Burzum - Burzum/Aske
Review: The first Burzum album helped black metal outgrow popular music by adding complex narrative song structures, advanced phrasal riffs that developed melody over multiple iterations, and a mood that wrought from despair a desire to destroy all false beauty and in its stead, dream what of might be preferred. It creates this outlook through simple, often suffocatingly feral music that communicates the dissatisfaction, misery and anger of a generation trapped in a world where what is claimed to be "good" may be bad, and vice-versa.
As a result, Burzum functions through inversions. Throughout the album, riffs that are borderline simplistic unfold into motifs that grow through time to reduce complexity to the bare minimum, like a traveler paring down luggage and his mental state for an arduous journey. The two centerpieces of the album, "My Journey to the Stars" and "Feeble Screams from Forests Unknown," emphasize a type of deconstruction to literal reality that then flowers into complex, cosmic visions as channeled into through-composed lengthy compositions with a melodic base accentuated by the power chord phrases that comprise its riffs.
Songs repeat simple patterns as part of an enveloping phrase that uses repetitions of its components to project an ambience of the whole, resembling the way William Burroughs wrote Naked Lunch: cutting up a vision into fragments spreading throughout a random landscape, depending on the consciousness of the reader to re-assemble them. Riffs of elemental power chord patterns inject additional notes strummed between chordings to build simple harmonies for biting contrast, as chord voicings vary to embed multiple melodies in harmony.
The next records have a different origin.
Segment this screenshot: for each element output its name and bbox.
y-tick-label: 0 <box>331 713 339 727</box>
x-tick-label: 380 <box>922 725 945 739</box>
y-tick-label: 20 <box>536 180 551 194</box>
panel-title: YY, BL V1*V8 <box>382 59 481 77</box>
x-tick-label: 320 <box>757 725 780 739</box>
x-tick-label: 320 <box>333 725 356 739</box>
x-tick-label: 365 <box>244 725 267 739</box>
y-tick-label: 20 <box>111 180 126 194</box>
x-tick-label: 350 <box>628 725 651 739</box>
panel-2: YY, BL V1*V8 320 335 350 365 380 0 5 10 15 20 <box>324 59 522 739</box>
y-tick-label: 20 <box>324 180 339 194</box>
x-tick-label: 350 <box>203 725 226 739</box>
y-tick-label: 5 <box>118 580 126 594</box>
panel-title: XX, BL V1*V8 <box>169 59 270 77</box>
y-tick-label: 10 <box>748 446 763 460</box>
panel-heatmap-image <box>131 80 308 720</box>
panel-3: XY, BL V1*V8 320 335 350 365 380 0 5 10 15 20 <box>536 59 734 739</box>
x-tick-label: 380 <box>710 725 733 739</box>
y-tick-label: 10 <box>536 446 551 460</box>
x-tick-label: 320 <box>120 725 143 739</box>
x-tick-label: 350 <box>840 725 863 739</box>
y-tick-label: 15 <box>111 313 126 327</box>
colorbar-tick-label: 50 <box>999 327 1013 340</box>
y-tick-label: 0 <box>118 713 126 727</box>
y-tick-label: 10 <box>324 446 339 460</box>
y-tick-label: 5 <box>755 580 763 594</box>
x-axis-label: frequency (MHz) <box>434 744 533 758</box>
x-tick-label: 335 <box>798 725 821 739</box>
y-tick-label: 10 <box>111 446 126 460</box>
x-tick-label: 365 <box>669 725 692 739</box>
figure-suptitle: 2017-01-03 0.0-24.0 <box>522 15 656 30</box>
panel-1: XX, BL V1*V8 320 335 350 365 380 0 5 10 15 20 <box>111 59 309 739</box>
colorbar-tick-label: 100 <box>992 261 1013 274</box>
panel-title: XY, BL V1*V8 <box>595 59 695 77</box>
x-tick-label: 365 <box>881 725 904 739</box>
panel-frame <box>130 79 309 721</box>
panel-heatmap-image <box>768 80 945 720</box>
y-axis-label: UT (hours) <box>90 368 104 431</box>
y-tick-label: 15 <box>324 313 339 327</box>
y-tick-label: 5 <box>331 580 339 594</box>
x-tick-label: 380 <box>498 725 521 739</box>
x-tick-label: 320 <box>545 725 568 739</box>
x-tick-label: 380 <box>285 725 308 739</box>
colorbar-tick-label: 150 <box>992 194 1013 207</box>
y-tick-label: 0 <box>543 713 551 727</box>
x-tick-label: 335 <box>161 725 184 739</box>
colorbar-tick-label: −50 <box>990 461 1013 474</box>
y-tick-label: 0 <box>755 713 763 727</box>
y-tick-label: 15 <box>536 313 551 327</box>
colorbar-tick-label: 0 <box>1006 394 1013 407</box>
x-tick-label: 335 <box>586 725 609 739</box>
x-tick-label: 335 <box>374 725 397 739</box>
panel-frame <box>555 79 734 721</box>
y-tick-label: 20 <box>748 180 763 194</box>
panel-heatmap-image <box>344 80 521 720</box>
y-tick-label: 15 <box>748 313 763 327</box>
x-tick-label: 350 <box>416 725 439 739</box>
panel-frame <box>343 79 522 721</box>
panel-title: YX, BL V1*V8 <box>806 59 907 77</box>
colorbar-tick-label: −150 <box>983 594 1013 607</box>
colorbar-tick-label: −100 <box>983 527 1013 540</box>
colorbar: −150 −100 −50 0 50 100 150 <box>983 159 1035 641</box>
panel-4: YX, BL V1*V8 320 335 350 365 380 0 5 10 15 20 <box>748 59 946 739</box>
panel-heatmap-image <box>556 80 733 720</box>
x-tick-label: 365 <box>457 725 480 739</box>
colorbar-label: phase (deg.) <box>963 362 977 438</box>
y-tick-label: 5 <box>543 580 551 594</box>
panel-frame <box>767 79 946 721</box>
Vocals are lengthy screams that spread the hoarse demonscreech over several notes, often accentuating the rhythms of the riffs (dominant rhythm of each song, lulling hypnotic strum of seething distortion). Like most black metal, this is contrast-counterpoint material that illustrates isolation and despair in the isolated, weeping, enraged howls and the riffs that form a landscape beneath it, as if crafting an opera from industrial noise and vast emptiness. From distortion, machine noises, hatred and morbidity comes a sense of what does have potential bleeding through the wasteland of the abraded.
Yet this violent, obscure ambient metal projects into our consciousness a stimulation of fantasy and from that, a sense of what we would prefer, creating in turn an ugly desire to destroy the ugly and find within beauty. This is the mocking spirit of nihilism that lets us reject calcified social convention and reach for the transcendent, even if it means committing ourselves to warfare so that we might discover real beauty instead of the false self-declared beauty imposed on us by a moribund civilization.